KDE Cryptography Module

Tom Albers tomalbers at kde.nl
Thu May 24 19:17:55 BST 2007


Op do 24 mei 2007 00:40 schreef u:
> Tom Albers wrote:
> >Op wo 23 mei 2007 20:37 schreef u:
> >> Mailody is using QSslSocket without any certificate store or policy
> >> management. This is obviously not acceptable for a release.
> >
> >I store them in a database if the user wants that..
> 
> That's not the way it should be. Certificates should be global in KDE. 
> There should be a standardised window saying "here's a new certificate, 
> do you want to accept it"?

That's exactly what i would prefer and use instantly as soon as there is code. QSslSocket is there so people will start using it - even if we decide to only support QCA.  So we if we do the latter, please provide an interface for QSslSocket where people can pass on the received certificate for verification. Delaying it to KDE 4.1 will bring big security risks imho.

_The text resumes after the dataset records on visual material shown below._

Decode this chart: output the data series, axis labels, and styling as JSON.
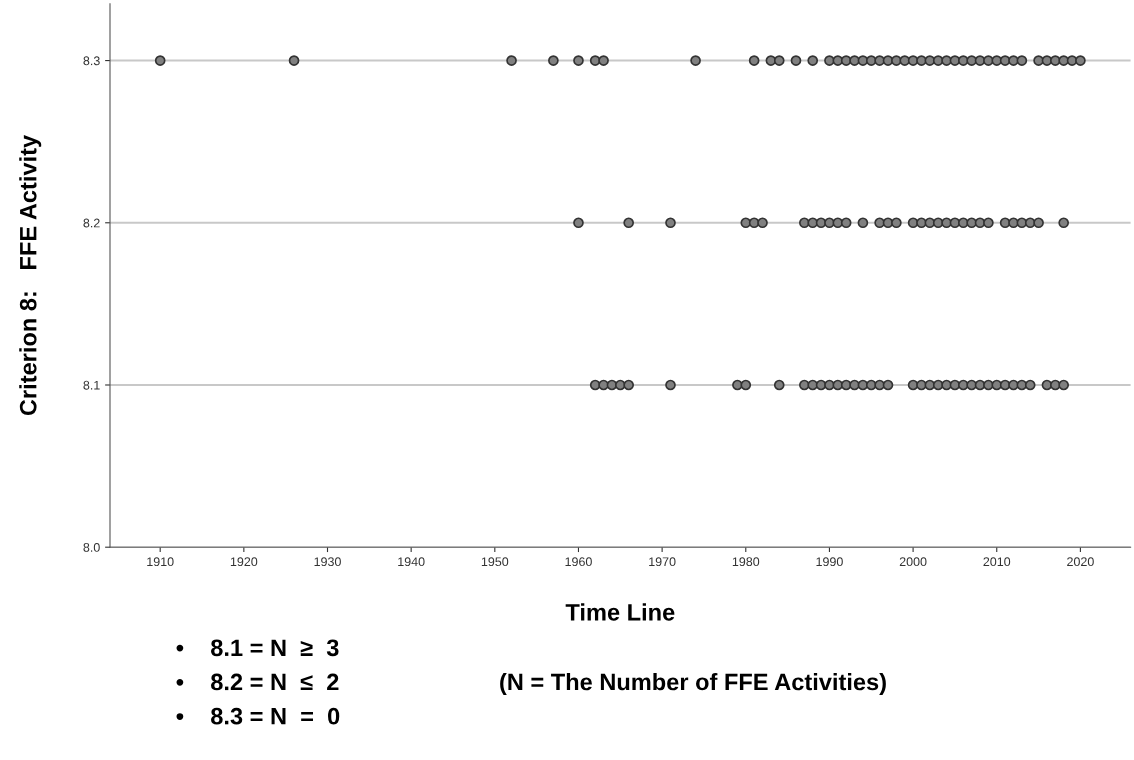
{
  "chart_data": {
    "type": "scatter",
    "xlabel": "Time Line",
    "ylabel": "Criterion 8:   FFE Activity",
    "series": [
      {
        "color": "#808080",
        "x": [
          1910,
          1926,
          1952,
          1957,
          1960,
          1962,
          1963,
          1974,
          1981,
          1983,
          1984,
          1986,
          1988,
          1990,
          1991,
          1992,
          1993,
          1994,
          1995,
          1996,
          1997,
          1998,
          1999,
          2000,
          2001,
          2002,
          2003,
          2004,
          2005,
          2006,
          2007,
          2008,
          2009,
          2010,
          2011,
          2012,
          2013,
          2015,
          2016,
          2017,
          2018,
          2019,
          2020
        ],
        "values": [
          8.3,
          8.3,
          8.3,
          8.3,
          8.3,
          8.3,
          8.3,
          8.3,
          8.3,
          8.3,
          8.3,
          8.3,
          8.3,
          8.3,
          8.3,
          8.3,
          8.3,
          8.3,
          8.3,
          8.3,
          8.3,
          8.3,
          8.3,
          8.3,
          8.3,
          8.3,
          8.3,
          8.3,
          8.3,
          8.3,
          8.3,
          8.3,
          8.3,
          8.3,
          8.3,
          8.3,
          8.3,
          8.3,
          8.3,
          8.3,
          8.3,
          8.3,
          8.3
        ]
      },
      {
        "color": "#808080",
        "x": [
          1960,
          1966,
          1971,
          1980,
          1981,
          1982,
          1987,
          1988,
          1989,
          1990,
          1991,
          1992,
          1994,
          1996,
          1997,
          1998,
          2000,
          2001,
          2002,
          2003,
          2004,
          2005,
          2006,
          2007,
          2008,
          2009,
          2011,
          2012,
          2013,
          2014,
          2015,
          2018
        ],
        "values": [
          8.2,
          8.2,
          8.2,
          8.2,
          8.2,
          8.2,
          8.2,
          8.2,
          8.2,
          8.2,
          8.2,
          8.2,
          8.2,
          8.2,
          8.2,
          8.2,
          8.2,
          8.2,
          8.2,
          8.2,
          8.2,
          8.2,
          8.2,
          8.2,
          8.2,
          8.2,
          8.2,
          8.2,
          8.2,
          8.2,
          8.2,
          8.2
        ]
      },
      {
        "color": "#808080",
        "x": [
          1962,
          1963,
          1964,
          1965,
          1966,
          1971,
          1979,
          1980,
          1984,
          1987,
          1988,
          1989,
          1990,
          1991,
          1992,
          1993,
          1994,
          1995,
          1996,
          1997,
          2000,
          2001,
          2002,
          2003,
          2004,
          2005,
          2006,
          2007,
          2008,
          2009,
          2010,
          2011,
          2012,
          2013,
          2014,
          2016,
          2017,
          2018
        ],
        "values": [
          8.1,
          8.1,
          8.1,
          8.1,
          8.1,
          8.1,
          8.1,
          8.1,
          8.1,
          8.1,
          8.1,
          8.1,
          8.1,
          8.1,
          8.1,
          8.1,
          8.1,
          8.1,
          8.1,
          8.1,
          8.1,
          8.1,
          8.1,
          8.1,
          8.1,
          8.1,
          8.1,
          8.1,
          8.1,
          8.1,
          8.1,
          8.1,
          8.1,
          8.1,
          8.1,
          8.1,
          8.1,
          8.1
        ]
      }
    ],
    "xlim": [
      1904,
      2026
    ],
    "xticks": [
      1910,
      1920,
      1930,
      1940,
      1950,
      1960,
      1970,
      1980,
      1990,
      2000,
      2010,
      2020
    ],
    "ylim": [
      8.0,
      8.335
    ],
    "yticks": [
      {
        "value": 8.0,
        "label": "8.0"
      },
      {
        "value": 8.1,
        "label": "8.1"
      },
      {
        "value": 8.2,
        "label": "8.2"
      },
      {
        "value": 8.3,
        "label": "8.3"
      }
    ],
    "grid": "y",
    "marker": "circle",
    "legend": false,
    "annotations": [
      "•    8.1 = N  ≥  3",
      "•    8.2 = N  ≤  2",
      "•    8.3 = N  =  0",
      "(N = The Number of FFE Activities)"
    ]
  }
}
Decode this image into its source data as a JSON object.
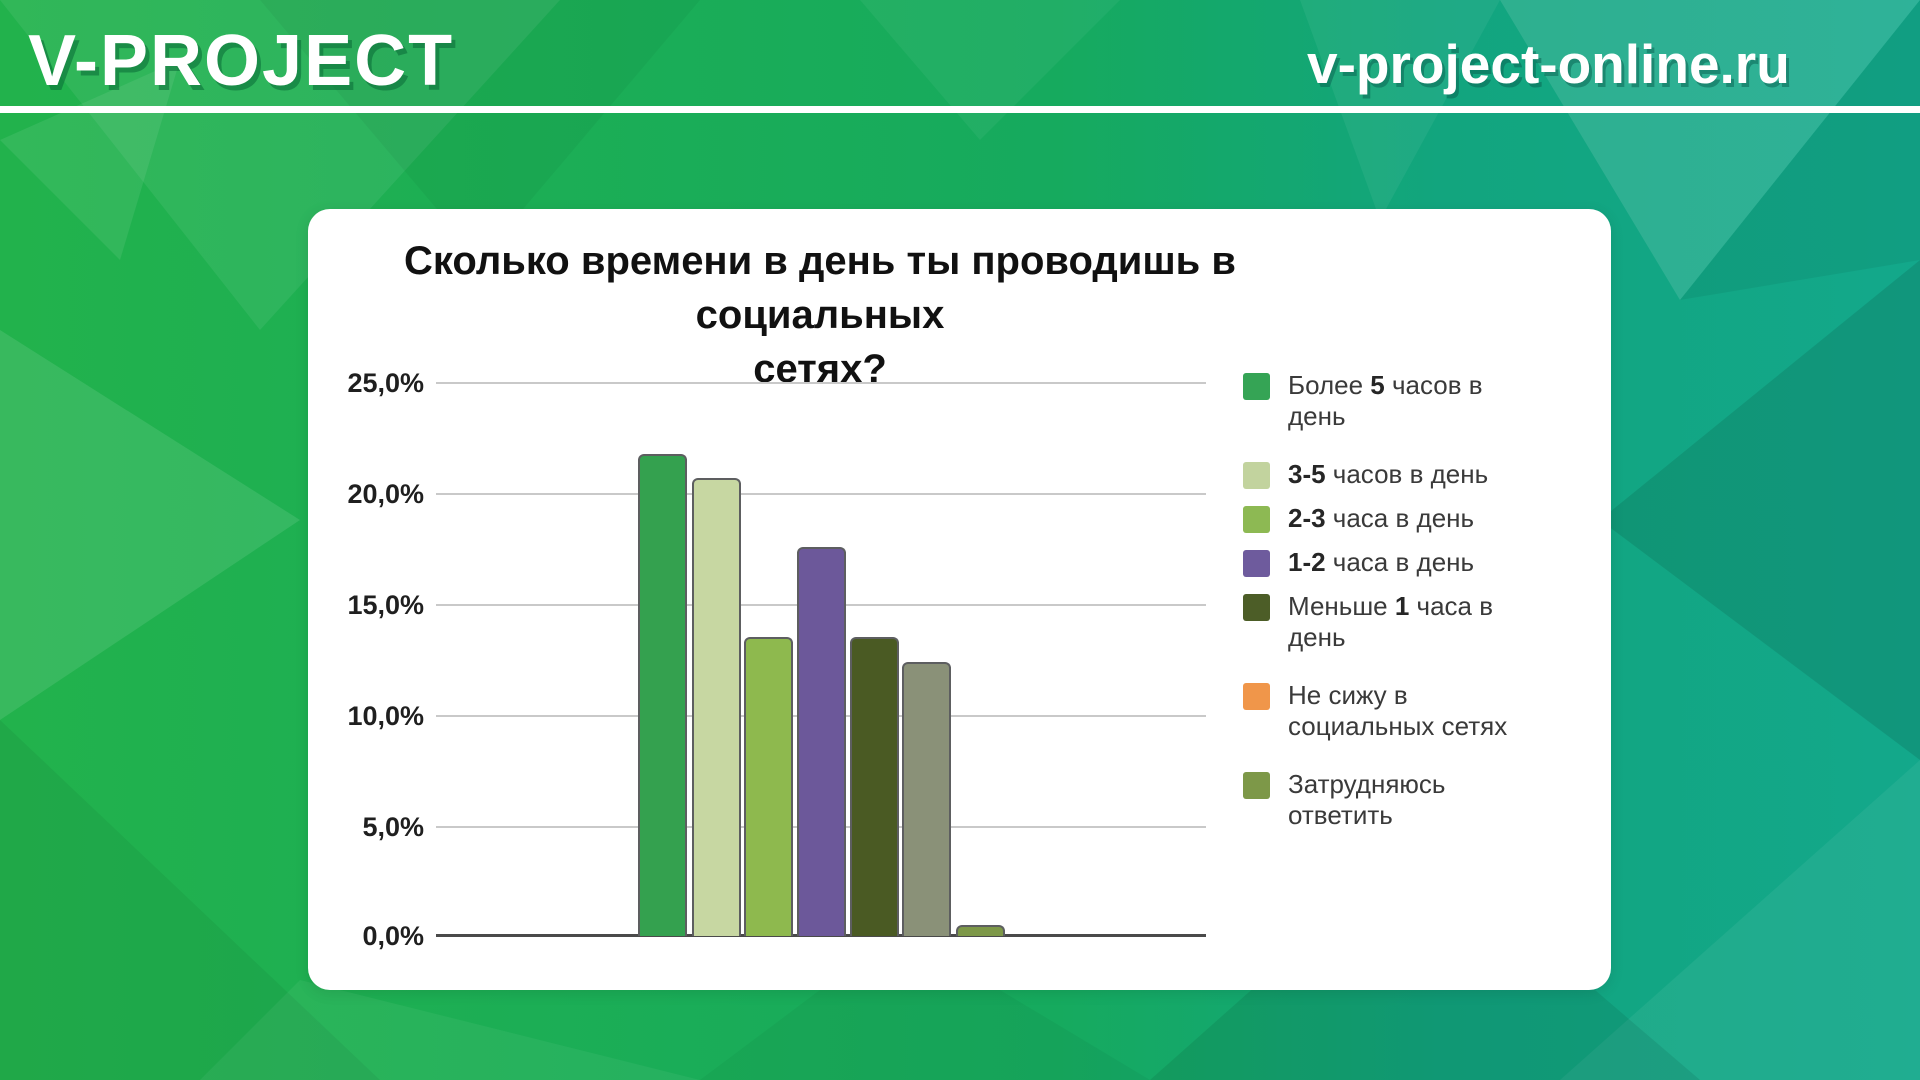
{
  "header": {
    "logo": "V-PROJECT",
    "url": "v-project-online.ru"
  },
  "theme": {
    "brand_green": "#22b24c",
    "brand_teal": "#13a88b",
    "card_background": "#ffffff",
    "title_color": "#111111",
    "gridline_color": "#c9c9c9",
    "axis_line_color": "#4a4a4a",
    "bar_outline_color": "#5d5e60",
    "legend_text_color": "#3a3a3a"
  },
  "chart_data": {
    "type": "bar",
    "title": "Сколько времени в день ты проводишь в социальных сетях?",
    "title_lines": [
      "Сколько времени в день ты проводишь в социальных",
      "сетях?"
    ],
    "xlabel": "",
    "ylabel": "",
    "ylim": [
      0,
      25
    ],
    "ytick_step": 5,
    "yticks": [
      "25,0%",
      "20,0%",
      "15,0%",
      "10,0%",
      "5,0%",
      "0,0%"
    ],
    "grid": true,
    "legend_position": "right",
    "value_unit": "%",
    "series": [
      {
        "label": "Более 5 часов в день",
        "label_pre": "Более ",
        "label_num": "5",
        "label_post": " часов в день",
        "value": 21.8,
        "bar_color": "#34a14f",
        "legend_color": "#35a455"
      },
      {
        "label": "3-5 часов в день",
        "label_pre": "",
        "label_num": "3-5",
        "label_post": " часов в день",
        "value": 20.7,
        "bar_color": "#c7d7a2",
        "legend_color": "#c2d39e"
      },
      {
        "label": "2-3 часа в день",
        "label_pre": "",
        "label_num": "2-3",
        "label_post": " часа в день",
        "value": 13.5,
        "bar_color": "#8eb94e",
        "legend_color": "#8db953"
      },
      {
        "label": "1-2 часа в день",
        "label_pre": "",
        "label_num": "1-2",
        "label_post": " часа в день",
        "value": 17.6,
        "bar_color": "#6c589a",
        "legend_color": "#6e5b9d"
      },
      {
        "label": "Меньше 1 часа в день",
        "label_pre": "Меньше ",
        "label_num": "1",
        "label_post": " часа в день",
        "value": 13.5,
        "bar_color": "#4a5a23",
        "legend_color": "#4c5d27"
      },
      {
        "label": "Не сижу в социальных сетях",
        "label_pre": "Не сижу в социальных сетях",
        "label_num": "",
        "label_post": "",
        "value": 12.4,
        "bar_color": "#8a9178",
        "legend_color": "#f0964a"
      },
      {
        "label": "Затрудняюсь ответить",
        "label_pre": "Затрудняюсь ответить",
        "label_num": "",
        "label_post": "",
        "value": 0.5,
        "bar_color": "#7d9848",
        "legend_color": "#7d9848"
      }
    ]
  }
}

 > The CA list should be maintained at a central place.

Yes.

> Applications shouldn't deal with certificates at all. At most, we should 
> provide a UI for each application to choose a certificate and then record 
> that config.

Yes.
 
> >I'll switch to QSslSocket usage directly then.
> 
> No, that's the wrong approach.
> 
> When we bless one alternative in KDE, that's the *only* alternative that 
> will be allowed in KDE code. 

Mailody is not part of the main modules. I've used QCA for the KDE3 releases and implementing TLS/SSL with QCA correctly and for all mailservers is a pain to be honest. I will not switch back to QCA. Unless of course QCA is wrapped in functions identical to QSslSocket.

> If we decide it's QSslSocket, it's that and 
> QCA::TLS or plain sockets are not allowed. Same if we decide to go for 
> QCA::TLS: at that point, QSslSocket is simply not allowed. I don't know 
> if supporting both is possible or even desireable.

'simply not allowed' is a bit harsh. You might mean 'not supported by the KDE security team'.  QSslSocket is simply there.

> It depends on how easy it is to merge the certificate store mechanism with 
> KSSL's current (and probably replace it). Then we start phasing out 
> KSSL's own backend.
> 
> Hopefully, by the second beta (July 25th), we'll have a preliminary API.

Great, I can't wait ;-) I can implement it in Mailody quickly so there is a real test case to work with.